Hoy se cumplen diez años de los fusilamientos de Kosteki y Santillán. El criminal fue un comisario de la Policía bonaerense llamado Alfredo Fanchiotti. Salió a cazar manifestantes con un odio y una impunidad terrible. Como sociedad, deberíamos aprender las lecciones que esa historia de horror nos está dejando. Por ejemplo que Fanchiotti no puede ser beneficiado con un régimen carcelario abierto.

Dicen los compañeros de Darío y Máximo que el asesino estará a partir de ahora poco menos que en una colonia de vacaciones. Eso es gravísimo y las actuales autoridades deberían evitarlo. Porque Fanchiotti, el cabo Alejandro Acosta y sus cómplices, acribillaron a Kosteki y Santillán y además generaron una conmoción social que estuvo a punto de desatar un enfrentamiento mucho mayor y una lucha fraticida. Es nefasta la señal que se envía flexibilizando sus condiciones de detención a diez años de la masacre de Avellaneda. Es como decirle que no fue tan grave lo que hizo.

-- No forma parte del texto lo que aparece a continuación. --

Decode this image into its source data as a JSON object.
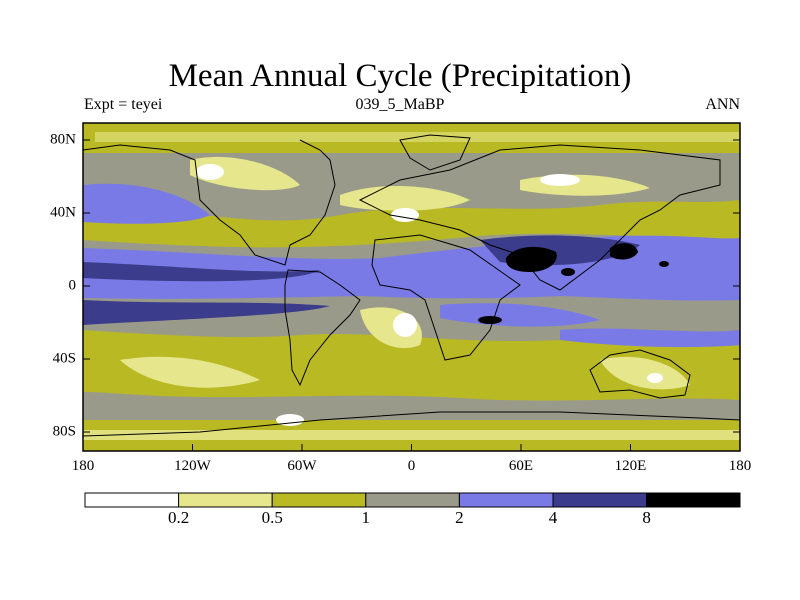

Esa hecatombe política obligó a Eduardo Duhalde a adelantar la entrega del gobierno y el llamado a elecciones para abril del 2003. Se vivían tiempos de turbulencias institucionales. Argentina estaba saliendo lentamente del infierno del 2001 donde habíamos estado al borde de la guerra civil y cada movimiento había que hacerlo entre algodones para no arrojar mas leña al fuego. La desocupación y la pobreza tenían dimensiones intolerables. Los reclamos se multiplicaban. El sistema político había implosionado producto de una suma de chantadas, desilusiones, traiciones y fracasos.

Kosteki y Santillán eran dos luchadores sociales que pusieron el cuerpo para defender sus ideas y para pelear por lo que mas necesitan. Hoy se han convertido en emblemas del trabajo de base en los territorios más humildes. Sus rostros, sus nombres, encabezan banderas y bautizan agrupaciones. Soñaban con justicia para sus hermanos y no con cargos burocráticos en un gobierno. Despreciaban el verticalismo y construían agrupaciones horizontales de democracia directa.

Aquellos movimientos sociales fueron la experiencia colectiva que encontraron los más excluidos para dar su batalla. Se juntaron alrededor de algunos planes sociales, de trabajos cooperativos, de comedores populares, de bloqueras donde construían las bases de sus viviendas precarias, o de pañaleras, o de granjas comunitarias.

Intentaron sobrevivir al tsunami económico que se llevaba puesto todo. Y encontraron la mejor manera, que fue hacerlo en forma mancomunada, toda las manos todas, y en la calle codo a codo fueron mucho mas que dos. Tuvieron que reconstruir sus vidas productivas como un rompecabezas que había estallado por responsabilidad del menemismo y por la falta de respuesta del gobierno de Fernando de la Rúa.

Aquel día nefasto, el operativo represivo tuvo cuatro patas: la Policía Federal, la bonaerense, la Gendarmería y la Prefectura.

Maximiliano tenía 25 años y militaba en Guernica. Le metieron un balazo en el pecho en la estación Avellaneda. Estaba agonizando, vomitaba sangre. Darío que apenas tenía 21 años y venía de Lanús, intentó socorrerlo como corresponde a alguien formado en la solidaridad. Levantó sus manos reclamando que los policías bajaran sus armas. Pero entraron a sangre y fuego con sus escopetas Itakas y le dispararon por la espalda a pocos metros de distancia. Todo eso fue fotografiado y filmado con valentía. Los asesinos tuvieron la frialdad de recoger del suelo las vainas servidas de calibre 12.70 para no dejar huellas de su cobardía.

Nadie debe olvidar que fue tanta la locura que otros 33 manifestantes fueron heridos de bala. Máximo y Darío no tenían otras armas que sus convicciones ideológicas. Murieron en su ley tratando de amar a su prójimo como a si mismos. Por eso, memoria y justicia para Maxi y Darío. Cárcel común sin privilegios para sus asesinos. Nadie debe olvidar que el enemigo más poderoso de un país y de un pueblo es la impunidad. Porque la impunidad, es una tragedia que vuelve.